Now, to be fair, the Fortress didn't really exist at this time (it wouldn't be built in Byrne's stories til a year and a half later) ... but neither did the "plant absorption" ability! So there could have been a way around that to get Superman back to full power. The book never showed how "weakened" he was compared to his normal levels, and he was strong enough to fly (at super speeds, no less!) under his own power, take electrocution, keep fighting when kryptonite gas was shot at his face while dueling with Batman, and lift/toss a tank with ease.... but flying a few miles up into the upper atmosphere to absorb sunlight for the hour or so that he could hold his breath and get somewhere back to his normal levels seemed to be beyond him.

Again...this was likely done more for plot relevant reasons; in story, Batman himself said he'd never be able to take on Clark at his full strength. So in order to keep the stakes high in their fight, Clark still had to be recovering.
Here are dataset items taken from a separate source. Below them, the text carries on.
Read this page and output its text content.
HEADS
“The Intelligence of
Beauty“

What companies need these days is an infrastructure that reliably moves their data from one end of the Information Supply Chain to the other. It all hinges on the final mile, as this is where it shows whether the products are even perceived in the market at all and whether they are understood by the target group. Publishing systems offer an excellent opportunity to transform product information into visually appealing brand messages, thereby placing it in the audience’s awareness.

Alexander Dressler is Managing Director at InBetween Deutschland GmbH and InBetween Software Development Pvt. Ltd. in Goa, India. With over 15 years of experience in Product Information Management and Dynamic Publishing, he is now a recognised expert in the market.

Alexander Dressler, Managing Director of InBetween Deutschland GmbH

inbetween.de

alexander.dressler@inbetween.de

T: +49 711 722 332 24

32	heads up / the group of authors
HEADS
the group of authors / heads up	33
The extent of the radiation poisoning had to be shown to be catastrophic in order for him to be a treat to Bruce, but not something this older Batman couldn't "reasonably" overcome. So him being "Shriveled up" is more a visual exhibition of how much damage he took. And because the skies were blotted out by the nuclear winter [which again isn't factual, as one 15-kiloton bomb would detonated in the upper atmosphere would not cause enough soot and ash to arise from the land to blot out the sun for So many days!]he was not able to get the direct sunlight he needed at ground level to fully recharge, and we have no idea how many fields, mountains, or oceans of plankton [some of the richest solar feeding plantlife] he would have had to absorb in order to get to even half strength.